With everything from hotels to ground transportation feeling the effects of upstarts like Uber, Lyft, and Airbnb, travel managers are facing numerous challenges on issues ranging from travel policy compliance to an employer’s “duty of care” obligations when employees are on the road.
Fueling the trend is the public’s increasing reliance on mobile devices and the popularity of on-demand apps for travel booking, said Guy Langford, vice chairman and U.S. leader of Deloitte’s Travel, Hospitality & Leisure division. Langford moderated a panel discussion on differentiating brands.
Blurring the lines
Noting that individual travelers increasingly want to choose their own hotels for business travel, rather than go through official preferred channels, Langford said that “the lines are blurred “ between corporate and personal travel.
In fact, said panelist Chip Conley, Airbnb’s head of global hospitality and strategy, the buzzword du jour is “bleisure,” a comment that drew laughter. It’s not corporate versus leisure anymore, he said. “It’s a blending.

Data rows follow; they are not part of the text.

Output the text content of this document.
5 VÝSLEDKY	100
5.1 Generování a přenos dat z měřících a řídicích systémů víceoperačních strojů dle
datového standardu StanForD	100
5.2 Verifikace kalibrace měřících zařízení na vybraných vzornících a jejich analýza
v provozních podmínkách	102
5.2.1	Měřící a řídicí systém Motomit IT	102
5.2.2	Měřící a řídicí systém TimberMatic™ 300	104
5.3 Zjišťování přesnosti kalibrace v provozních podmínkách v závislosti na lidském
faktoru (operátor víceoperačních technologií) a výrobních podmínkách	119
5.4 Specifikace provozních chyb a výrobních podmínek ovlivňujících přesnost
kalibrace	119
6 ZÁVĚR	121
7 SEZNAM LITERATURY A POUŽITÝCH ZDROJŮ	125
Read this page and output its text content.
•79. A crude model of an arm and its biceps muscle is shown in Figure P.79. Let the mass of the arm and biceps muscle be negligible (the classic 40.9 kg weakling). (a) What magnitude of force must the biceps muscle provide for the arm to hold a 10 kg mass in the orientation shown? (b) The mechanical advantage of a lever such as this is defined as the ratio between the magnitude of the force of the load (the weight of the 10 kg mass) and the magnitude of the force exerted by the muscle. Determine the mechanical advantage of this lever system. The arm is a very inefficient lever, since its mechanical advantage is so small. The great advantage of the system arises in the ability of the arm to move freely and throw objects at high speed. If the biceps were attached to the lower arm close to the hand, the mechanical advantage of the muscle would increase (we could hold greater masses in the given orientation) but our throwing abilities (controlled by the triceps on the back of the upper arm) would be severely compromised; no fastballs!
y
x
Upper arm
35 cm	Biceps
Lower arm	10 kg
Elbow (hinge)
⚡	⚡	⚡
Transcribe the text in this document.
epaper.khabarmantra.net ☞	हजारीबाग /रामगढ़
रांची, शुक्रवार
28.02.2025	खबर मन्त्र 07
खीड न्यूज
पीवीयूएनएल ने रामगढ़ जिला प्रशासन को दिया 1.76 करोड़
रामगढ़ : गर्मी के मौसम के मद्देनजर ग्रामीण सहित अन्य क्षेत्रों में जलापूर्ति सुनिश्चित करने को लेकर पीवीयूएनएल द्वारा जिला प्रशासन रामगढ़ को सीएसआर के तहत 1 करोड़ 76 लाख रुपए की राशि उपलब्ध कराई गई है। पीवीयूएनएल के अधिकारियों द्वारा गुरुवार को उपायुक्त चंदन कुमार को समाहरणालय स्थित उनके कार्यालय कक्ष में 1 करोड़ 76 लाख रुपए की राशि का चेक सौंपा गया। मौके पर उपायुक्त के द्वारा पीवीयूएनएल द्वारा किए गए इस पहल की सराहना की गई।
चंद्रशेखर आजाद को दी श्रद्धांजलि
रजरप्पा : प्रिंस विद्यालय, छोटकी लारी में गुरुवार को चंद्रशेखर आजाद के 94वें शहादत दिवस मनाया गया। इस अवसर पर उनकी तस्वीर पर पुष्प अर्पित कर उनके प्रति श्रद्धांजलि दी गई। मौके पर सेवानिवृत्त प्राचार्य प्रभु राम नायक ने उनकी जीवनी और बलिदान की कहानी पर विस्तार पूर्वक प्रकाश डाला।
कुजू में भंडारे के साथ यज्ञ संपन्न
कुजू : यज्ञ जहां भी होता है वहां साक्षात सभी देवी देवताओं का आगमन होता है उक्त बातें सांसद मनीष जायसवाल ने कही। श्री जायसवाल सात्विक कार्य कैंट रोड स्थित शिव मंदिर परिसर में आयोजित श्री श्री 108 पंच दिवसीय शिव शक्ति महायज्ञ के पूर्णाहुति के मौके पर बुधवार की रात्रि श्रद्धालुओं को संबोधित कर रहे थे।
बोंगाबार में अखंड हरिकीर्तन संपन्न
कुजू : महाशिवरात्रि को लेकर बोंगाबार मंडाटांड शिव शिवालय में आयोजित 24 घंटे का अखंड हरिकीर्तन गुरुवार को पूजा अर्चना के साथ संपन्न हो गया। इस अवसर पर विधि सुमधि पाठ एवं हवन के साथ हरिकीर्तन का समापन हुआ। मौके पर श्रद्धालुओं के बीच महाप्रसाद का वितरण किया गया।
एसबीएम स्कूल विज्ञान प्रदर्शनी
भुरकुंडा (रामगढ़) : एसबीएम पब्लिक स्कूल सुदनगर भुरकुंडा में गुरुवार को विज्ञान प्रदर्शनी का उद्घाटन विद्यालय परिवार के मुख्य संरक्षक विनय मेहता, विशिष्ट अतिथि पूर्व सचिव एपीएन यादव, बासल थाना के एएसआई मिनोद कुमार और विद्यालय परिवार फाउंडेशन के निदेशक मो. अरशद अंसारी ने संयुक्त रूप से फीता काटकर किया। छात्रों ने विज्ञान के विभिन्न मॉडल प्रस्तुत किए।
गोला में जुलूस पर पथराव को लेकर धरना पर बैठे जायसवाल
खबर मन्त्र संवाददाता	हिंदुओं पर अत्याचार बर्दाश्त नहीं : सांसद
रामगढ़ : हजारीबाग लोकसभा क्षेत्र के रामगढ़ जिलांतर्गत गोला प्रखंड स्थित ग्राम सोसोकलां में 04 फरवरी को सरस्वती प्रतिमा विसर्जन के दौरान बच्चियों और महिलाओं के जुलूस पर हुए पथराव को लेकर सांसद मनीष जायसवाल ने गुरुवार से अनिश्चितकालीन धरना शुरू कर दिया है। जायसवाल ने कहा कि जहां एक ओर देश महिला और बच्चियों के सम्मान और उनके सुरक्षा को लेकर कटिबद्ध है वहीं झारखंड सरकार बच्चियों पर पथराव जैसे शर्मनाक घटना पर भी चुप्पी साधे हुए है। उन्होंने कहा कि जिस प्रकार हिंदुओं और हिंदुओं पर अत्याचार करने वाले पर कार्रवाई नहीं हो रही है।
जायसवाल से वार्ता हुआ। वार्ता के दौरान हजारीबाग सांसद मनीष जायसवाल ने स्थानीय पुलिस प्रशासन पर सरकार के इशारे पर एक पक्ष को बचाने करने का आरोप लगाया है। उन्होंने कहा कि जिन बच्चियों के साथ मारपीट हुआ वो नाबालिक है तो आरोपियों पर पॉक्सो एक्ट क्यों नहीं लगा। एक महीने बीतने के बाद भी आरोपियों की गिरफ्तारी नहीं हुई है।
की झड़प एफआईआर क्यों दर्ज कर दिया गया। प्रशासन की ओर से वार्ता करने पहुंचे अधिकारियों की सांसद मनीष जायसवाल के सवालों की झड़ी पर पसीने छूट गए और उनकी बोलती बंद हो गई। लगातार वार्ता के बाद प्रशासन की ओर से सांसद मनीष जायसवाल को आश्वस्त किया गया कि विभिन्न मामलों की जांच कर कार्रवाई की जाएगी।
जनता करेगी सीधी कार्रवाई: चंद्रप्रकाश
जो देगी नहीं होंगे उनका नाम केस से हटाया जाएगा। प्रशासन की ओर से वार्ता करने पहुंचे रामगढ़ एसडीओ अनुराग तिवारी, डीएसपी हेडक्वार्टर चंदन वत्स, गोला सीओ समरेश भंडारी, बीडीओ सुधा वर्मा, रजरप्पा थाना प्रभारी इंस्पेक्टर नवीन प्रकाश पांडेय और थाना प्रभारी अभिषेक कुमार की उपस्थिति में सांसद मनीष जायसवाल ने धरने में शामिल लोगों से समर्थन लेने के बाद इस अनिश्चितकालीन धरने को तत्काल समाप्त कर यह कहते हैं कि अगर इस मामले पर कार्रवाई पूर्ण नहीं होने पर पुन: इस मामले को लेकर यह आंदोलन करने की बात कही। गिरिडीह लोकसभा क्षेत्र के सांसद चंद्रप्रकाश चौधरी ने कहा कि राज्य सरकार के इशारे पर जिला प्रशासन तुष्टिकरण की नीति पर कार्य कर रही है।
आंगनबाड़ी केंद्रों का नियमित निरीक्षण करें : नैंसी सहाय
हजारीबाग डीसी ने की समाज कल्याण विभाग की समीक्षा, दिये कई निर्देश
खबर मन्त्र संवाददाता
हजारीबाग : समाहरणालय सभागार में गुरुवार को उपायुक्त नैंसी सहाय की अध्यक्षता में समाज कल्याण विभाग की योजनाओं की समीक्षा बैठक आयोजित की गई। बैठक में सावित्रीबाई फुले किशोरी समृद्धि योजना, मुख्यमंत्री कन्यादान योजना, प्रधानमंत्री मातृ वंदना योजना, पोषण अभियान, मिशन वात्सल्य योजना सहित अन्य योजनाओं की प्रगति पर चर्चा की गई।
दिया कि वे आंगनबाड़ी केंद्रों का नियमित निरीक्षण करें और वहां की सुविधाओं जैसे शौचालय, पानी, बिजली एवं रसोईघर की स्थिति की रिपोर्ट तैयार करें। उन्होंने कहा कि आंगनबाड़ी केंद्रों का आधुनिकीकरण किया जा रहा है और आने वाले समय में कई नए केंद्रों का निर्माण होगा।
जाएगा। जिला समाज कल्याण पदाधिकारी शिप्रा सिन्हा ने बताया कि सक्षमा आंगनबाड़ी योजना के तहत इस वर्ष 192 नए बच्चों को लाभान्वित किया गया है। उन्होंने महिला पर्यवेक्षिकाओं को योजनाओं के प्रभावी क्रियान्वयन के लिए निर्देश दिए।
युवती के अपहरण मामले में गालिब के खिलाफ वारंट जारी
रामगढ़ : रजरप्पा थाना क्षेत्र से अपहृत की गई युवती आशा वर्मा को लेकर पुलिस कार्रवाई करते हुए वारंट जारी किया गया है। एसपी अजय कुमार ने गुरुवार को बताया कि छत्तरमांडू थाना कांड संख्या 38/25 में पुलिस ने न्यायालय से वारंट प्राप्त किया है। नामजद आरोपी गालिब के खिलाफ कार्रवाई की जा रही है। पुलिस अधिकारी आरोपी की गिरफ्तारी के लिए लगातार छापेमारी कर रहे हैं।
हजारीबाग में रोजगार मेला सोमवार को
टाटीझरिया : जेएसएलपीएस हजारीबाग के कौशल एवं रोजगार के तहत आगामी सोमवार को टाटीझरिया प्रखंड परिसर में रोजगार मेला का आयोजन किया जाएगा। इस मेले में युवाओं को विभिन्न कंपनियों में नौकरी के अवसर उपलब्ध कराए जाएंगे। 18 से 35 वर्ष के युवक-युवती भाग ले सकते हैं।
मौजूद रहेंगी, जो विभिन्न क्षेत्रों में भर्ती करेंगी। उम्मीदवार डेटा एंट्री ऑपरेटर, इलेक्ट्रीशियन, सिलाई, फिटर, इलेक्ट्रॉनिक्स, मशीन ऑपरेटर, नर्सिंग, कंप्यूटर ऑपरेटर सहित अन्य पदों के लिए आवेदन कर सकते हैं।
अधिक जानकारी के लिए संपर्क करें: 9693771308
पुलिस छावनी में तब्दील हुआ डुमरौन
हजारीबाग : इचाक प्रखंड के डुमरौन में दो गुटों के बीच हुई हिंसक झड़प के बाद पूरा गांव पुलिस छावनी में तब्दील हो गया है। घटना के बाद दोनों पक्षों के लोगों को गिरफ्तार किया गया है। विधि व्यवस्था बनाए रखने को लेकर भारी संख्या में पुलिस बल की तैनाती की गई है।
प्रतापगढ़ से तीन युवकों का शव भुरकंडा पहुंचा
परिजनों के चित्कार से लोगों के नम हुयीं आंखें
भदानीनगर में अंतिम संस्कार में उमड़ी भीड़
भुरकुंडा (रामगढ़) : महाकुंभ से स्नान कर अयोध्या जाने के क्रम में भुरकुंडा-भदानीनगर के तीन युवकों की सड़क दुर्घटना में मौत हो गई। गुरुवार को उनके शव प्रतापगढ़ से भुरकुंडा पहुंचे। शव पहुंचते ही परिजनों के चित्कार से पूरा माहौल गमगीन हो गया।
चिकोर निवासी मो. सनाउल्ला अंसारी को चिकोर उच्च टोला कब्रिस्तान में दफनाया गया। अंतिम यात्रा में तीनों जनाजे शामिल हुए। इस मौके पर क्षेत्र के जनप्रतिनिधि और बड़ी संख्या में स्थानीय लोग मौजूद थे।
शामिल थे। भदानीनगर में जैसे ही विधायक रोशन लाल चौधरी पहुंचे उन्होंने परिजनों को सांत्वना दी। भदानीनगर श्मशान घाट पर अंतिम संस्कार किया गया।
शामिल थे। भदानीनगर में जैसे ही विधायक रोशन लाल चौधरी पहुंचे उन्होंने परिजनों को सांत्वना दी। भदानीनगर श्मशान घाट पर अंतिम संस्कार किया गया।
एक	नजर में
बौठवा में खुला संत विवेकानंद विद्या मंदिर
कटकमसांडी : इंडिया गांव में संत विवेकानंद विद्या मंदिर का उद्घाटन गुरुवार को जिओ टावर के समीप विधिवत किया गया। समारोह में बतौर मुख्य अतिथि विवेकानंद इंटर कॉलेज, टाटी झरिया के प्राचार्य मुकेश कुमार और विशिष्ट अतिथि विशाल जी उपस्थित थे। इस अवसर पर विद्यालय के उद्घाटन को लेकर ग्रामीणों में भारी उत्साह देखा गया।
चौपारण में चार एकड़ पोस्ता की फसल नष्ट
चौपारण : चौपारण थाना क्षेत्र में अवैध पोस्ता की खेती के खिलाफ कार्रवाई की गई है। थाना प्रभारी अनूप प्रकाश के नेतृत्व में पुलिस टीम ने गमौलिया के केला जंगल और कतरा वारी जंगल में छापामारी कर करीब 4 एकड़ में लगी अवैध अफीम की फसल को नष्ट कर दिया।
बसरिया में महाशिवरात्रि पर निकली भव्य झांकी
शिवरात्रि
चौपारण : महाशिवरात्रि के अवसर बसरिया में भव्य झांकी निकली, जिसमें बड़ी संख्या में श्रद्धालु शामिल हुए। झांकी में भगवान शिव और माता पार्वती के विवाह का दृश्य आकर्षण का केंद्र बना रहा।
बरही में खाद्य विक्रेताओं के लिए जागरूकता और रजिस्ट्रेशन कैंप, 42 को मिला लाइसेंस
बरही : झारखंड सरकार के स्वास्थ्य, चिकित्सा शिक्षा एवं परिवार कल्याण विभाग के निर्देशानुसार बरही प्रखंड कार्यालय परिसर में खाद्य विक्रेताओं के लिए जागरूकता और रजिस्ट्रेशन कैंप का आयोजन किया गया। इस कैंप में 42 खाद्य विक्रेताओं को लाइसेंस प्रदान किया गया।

“Whether you are staying in an Airbnb accommodation or a hotel, business travelers are looking for discovery,” he said.
Airbnb goes corporate
Airbnb recently rolled out tools to enable corporate travel managers to look at employees’ Airbnb bookings and to centralize company billing for those charges. But the hospitality site doesn’t give managers control over which listings––out of a total of 1.5 million––can be seen by the individual traveler.
Still, as Conley suggested, the upstart is responding to concerns from employers that travelers are “going rogue” and booking outside their managed travel programs. A business travel program launched a year ago has experienced 700% growth, with more than 250 companies signing on, including Google and global ad network TBWA.
“Sharing is mainstream,” Conley said, noting that surveys show that 27% of Americans have used on-demand booking apps. Millennial travelers, unsurprisingly, are a big part of the sharing economy: Nearly half of this activity, 48%, is from consumers between the ages of 18 and 34.
Staying current
Speakers at GBTA who hailed from the more traditional side of the business agreed that they need to adapt.
Douglas Anderson, CEO of Carlson Wagonlit Travel, acknowledged that “travelers are looking for experience” and are less inclined to go with accommodations picked out by their bosses.
At the same time, he said, “we’re working to bring more clients back into their managed travel program.” He said Carlson is investing heavily “ to make sure travelers have access to content” via user-friendly features.
“The key to the equation is mobile technology,” he said.
One problem is the availability of hotel content in the GDS systems, Anderson said, adding that Carlson Wagonlit has brought some 3,000 properties into its own system that “weren’t available in the past.”
‘Managed Travel 3.0’
Scott Alvis, chief marketing officer of Amadeus North America, referred to this changing environment as “Managed Travel 3.0.”
Corporate travelers “expect much better integration” of functions on their devices, Alvis said, noting that Amadeus is working with Microsoft on features like “calendar integration.”
On the question of how often leisure rates are being used for corporate travel, he said the issue really comes down to “how do we bring this into the corporate channel?”